EcoSocialist Notebook, June 18, 2007
June 18, 2007
An occasional roundup of links and information that doesn’t fit our regular format …
Confronting the Climate Change Crisis
I posted “Confronting the Climate Change Crisis” on Climate and Capitalism in January. In addition to generating continuing comment here, the article is being circulated and discussed elsewhere. Most recently …
- The editors of Canadian Dimension, the longest continuing left-wing magazine in Canada, posted it on their website last week.
- Also last week, the always-interesting Politics in the Zeros blog featured a series of posts on various aspects of the article, and those posts in turn sparked comments from readers.
- Socialist Action, a U.S. group based in San Francisco, published it in their newspaper, and then republished it as a pamphlet, using the title Global Warming, Capitalism’s Time Bomb for Humanity: The Socialist Solution. It is now in its second printing.
Monbiot versus Hamilton
The May-June issue of New Left Review features an important debate between Clive Hamilton, executive director of The Australia Institute, and George Monbiot, author of Heat: How to Stop the Planet from Burning. These summaries are from NLR:
- Clive Hamilton: Building on Kyoto A critical assessment of George Monbiot’s scheme for a 90 per cent cut in carbon emissions. Given the psychological grip of capitalist consumption patterns, and the forces blocking attempts to tackle climate change—fossil fuel lobby, heavy industry, airlines—what is the best strategy for environmental action?
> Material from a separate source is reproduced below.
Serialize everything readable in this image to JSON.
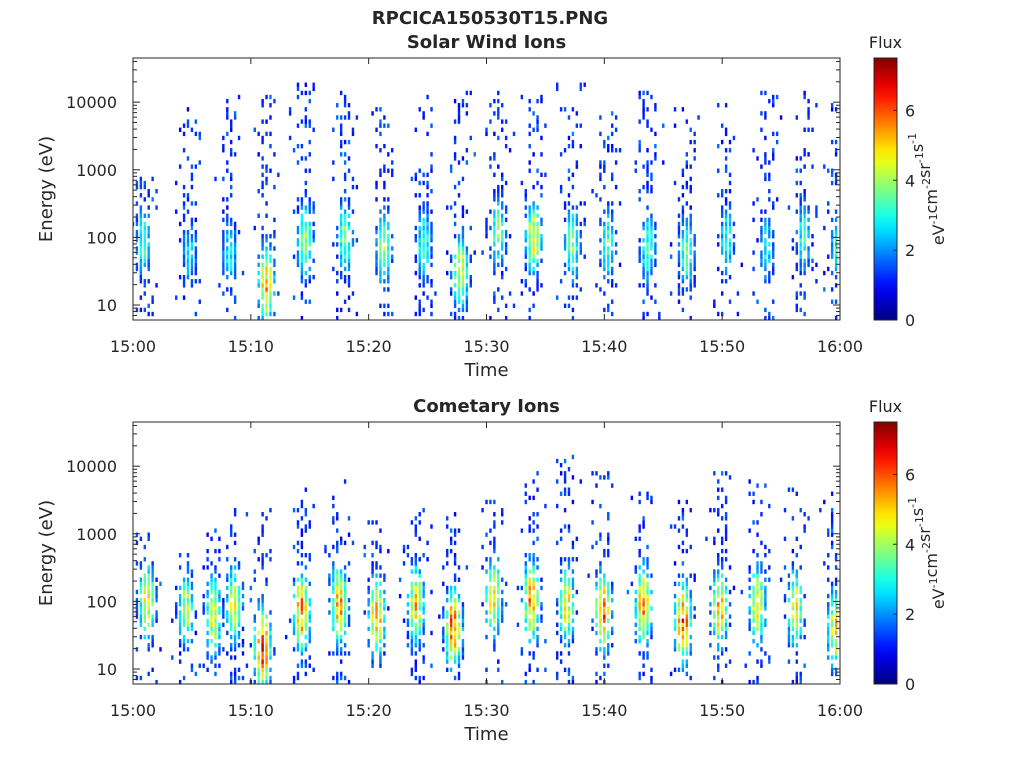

Can ambitious targets and moral exhortations bring any improvement on existing treaties?
- George Monbiot: Environmental Feedback Responding to Clive Hamilton, George Monbiot stresses the inadequacies of current governmental efforts to address rising global temperatures, and the need for targets to be set by science rather than political expediency. An attack on the cruelties of cost-benefit analysis, and a call for genuine ethical commitment to replace tokenism.
Recommended Reading
Eating Fossil Fuels: Oil, Food and the Coming Crisis in Agriculture, by Dale Allen Pfeiffer. New Society Publishers, 2006.
“Between 1950 and 1984, as the Green Revolution transformed agriculture around the globe, world grain production increased by 250%. That is a tremendous increase in the amount of food energy available for human consumption. This additional energy did not come from an increase in sunlight, nor did it result from introducing agriculture to new vistas of land. The energy for the Green Revolution was provided by fossil fuels. The Green Revolution was made possible by fossil fuel-based fertilizers and pesticides, and hydrocarbon-fueled irrigation.
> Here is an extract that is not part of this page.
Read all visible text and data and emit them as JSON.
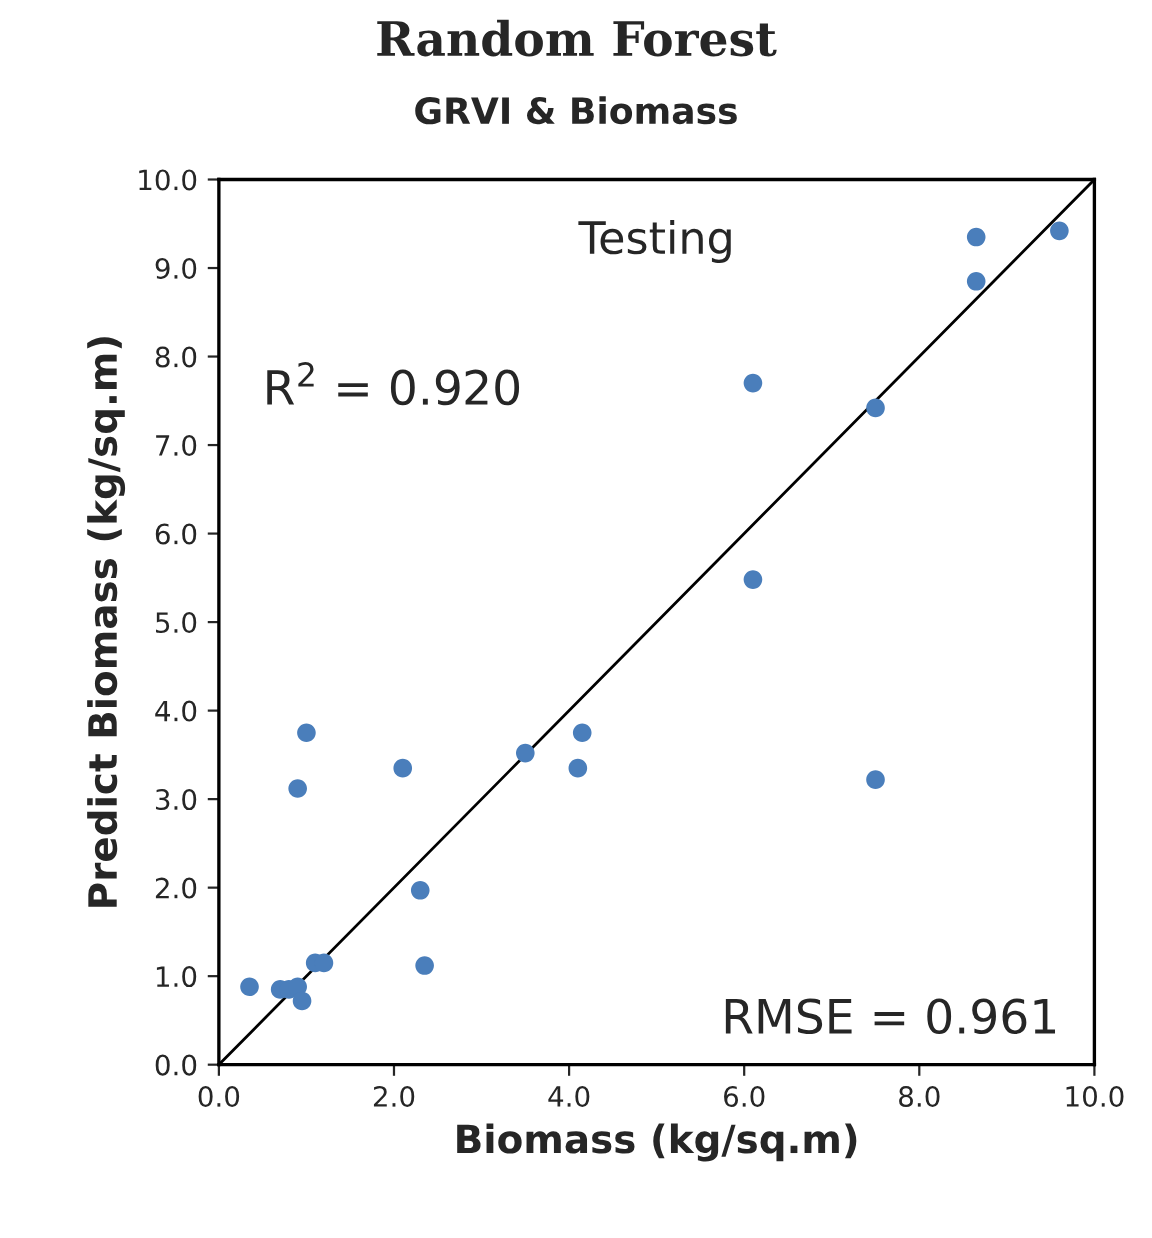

“The Green Revolution increased the energy flow to agriculture by an average of 50 times its traditional energy input. … In a very real sense, we are eating fossil fuels.”
A little book with a big punch. The author concludes that we can’t depend on government and business leaders to carry out the necessary changes in agriculture: “the necessary changes will require abandoning the economic and power structures from which these leaders profit.”
Includes a fascinating and insightful account of the differences in how Cuba and the Peoples Republic of Korea responded to the cut-off of oil from the Soviet Union.